On November 3rd, 2007, on this very highway, over one hundred cars and eighteen big-rigs slammed into each other in a fog bank between Fresno and Fowler. The crash killed two people and injured thirty-nine. In February 2002, two more people died in an eighty-car pile-up on Highway 99 between Selma and Kingsburg. Then there were the five people killed and twenty-eight injured in 1997 on Interstate five south of Sacramento.
Adrenalin surged through my chest as I released the gas and held my foot above the brake. My headlights turned the moisture into a flat iridescence that smeared across my windshield like dirty wiper fluid.

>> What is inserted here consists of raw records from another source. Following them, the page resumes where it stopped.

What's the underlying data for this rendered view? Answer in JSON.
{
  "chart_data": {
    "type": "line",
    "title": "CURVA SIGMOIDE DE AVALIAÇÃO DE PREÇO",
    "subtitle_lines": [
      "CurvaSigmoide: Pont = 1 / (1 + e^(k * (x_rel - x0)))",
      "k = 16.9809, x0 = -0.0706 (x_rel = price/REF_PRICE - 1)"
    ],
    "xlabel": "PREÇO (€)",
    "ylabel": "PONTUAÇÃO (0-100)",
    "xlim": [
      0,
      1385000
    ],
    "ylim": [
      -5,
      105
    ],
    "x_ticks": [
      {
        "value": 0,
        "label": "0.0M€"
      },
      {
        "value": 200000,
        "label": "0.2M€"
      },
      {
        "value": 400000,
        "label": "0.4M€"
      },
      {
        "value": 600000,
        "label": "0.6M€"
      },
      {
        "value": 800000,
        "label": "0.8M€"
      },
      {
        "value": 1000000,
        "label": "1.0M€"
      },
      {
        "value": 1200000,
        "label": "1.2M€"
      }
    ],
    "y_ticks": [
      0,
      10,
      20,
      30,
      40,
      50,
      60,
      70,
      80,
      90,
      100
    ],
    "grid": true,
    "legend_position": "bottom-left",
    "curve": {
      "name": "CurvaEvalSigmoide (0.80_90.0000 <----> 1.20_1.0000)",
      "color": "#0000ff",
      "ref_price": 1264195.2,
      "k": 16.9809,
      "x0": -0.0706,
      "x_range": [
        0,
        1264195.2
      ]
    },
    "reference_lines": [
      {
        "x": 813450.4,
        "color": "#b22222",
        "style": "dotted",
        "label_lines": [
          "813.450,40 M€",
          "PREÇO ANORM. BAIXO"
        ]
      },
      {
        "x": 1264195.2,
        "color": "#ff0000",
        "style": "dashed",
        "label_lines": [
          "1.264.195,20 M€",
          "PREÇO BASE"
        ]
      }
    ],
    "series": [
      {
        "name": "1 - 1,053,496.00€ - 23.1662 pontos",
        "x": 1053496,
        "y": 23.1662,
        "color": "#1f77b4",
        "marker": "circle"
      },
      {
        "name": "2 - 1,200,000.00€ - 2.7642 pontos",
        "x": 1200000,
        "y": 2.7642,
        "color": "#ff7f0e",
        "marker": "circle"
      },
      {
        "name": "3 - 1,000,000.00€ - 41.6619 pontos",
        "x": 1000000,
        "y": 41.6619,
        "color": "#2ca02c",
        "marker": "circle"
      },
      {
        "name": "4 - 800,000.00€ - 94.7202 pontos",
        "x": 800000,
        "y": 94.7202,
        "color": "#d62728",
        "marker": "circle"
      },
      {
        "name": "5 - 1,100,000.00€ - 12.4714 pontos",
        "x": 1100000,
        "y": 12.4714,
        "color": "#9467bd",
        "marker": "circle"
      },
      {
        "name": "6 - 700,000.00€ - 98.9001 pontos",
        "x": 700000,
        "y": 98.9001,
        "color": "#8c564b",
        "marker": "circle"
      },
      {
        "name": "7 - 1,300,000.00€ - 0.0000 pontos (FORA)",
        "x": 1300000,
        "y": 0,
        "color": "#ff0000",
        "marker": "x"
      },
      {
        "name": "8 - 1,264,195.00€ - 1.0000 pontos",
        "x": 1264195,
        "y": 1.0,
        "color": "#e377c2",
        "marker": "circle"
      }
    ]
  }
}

No mile markers. No trees. No sign that I was moving except for my speedometer’s fall.
I unrolled the window. Somewhere an eighteen-wheeler rumbled. Cold wind wet my face as my speed dropped from fifty to thirty to twenty.
The National Weather Service suggested travelers postpone their trips until the tule fog lifted—usually by late morning—but I was only a few miles from my hotel. I’d driven nearly 700 miles from Phoenix, Arizona. I just wanted to get a room and sleep. I coached myself: Be brave. Hang in there. Then the competing voice weighed in: Driving without visibility—that’s not courage; that’s recklessness. Pull off the highway. Play it safe. Wait it out.
I was scared and overcompensating. Not about the fog, about life.
I’d just escaped my bleak life in suburban Phoenix. I’d waited four years to move back to Portland, Oregon, four long, patient years. I didn’t want to die before I got there, but I didn’t want to postpone my arrival anymore either. I was starting over, resetting the clock in a state far from my native one, with no job and little money and a tiny rented room at two friends’ rented house, clinging to possibly delusional hopes that I would eventually find a job and girlfriend and my own place, and that everything we adults worry about would all somehow work out. I was thirty-five and no longer knew what I was doing.
If someone had said to me that I was trying to relive what life felt like in my late-twenties—the boundless energy, hope, baseless exhilaration—that wouldn’t have been untrue. I was terrified of aging, unsure of my future and our unstable world, afraid I’d never meet the right woman and fall in love, or ever be happy in any vague sense of the word. And in my frightened state I was racing back to the place where I’d once felt happy and secure, a comfortable place, the city where I spent my late-twenties. The move was reactionary, a blur of impulses and plans as hazy as the dull light smeared across my windshield, but the idea of clarifying the details didn’t appeal too much either. I didn’t want to think. I wanted to drive, to speed and look straight ahead down the long, flat highway with its clearly defined lines and regular mile markers, as predictable as a sunrise and reliable as a map, for those of us who no longer knew where we were going.
A faint halo appeared beside me and a single car emerged from the mist. Materializing like a hesitant phantom, the car braked then sped up, flashed its high beams once and then fell back into the mass of undifferentiated white.
My exit sign appeared before I could react. Riding the brake, I drove on toward the next exit, watching for it carefully. After two agonizing miles, it emerged. I eased onto the off-ramp, squinting for the stop sign. Once there, I looked both ways countless times but it was pointless. I couldn’t see either direction. So I honked and pulled out, hoping for the best.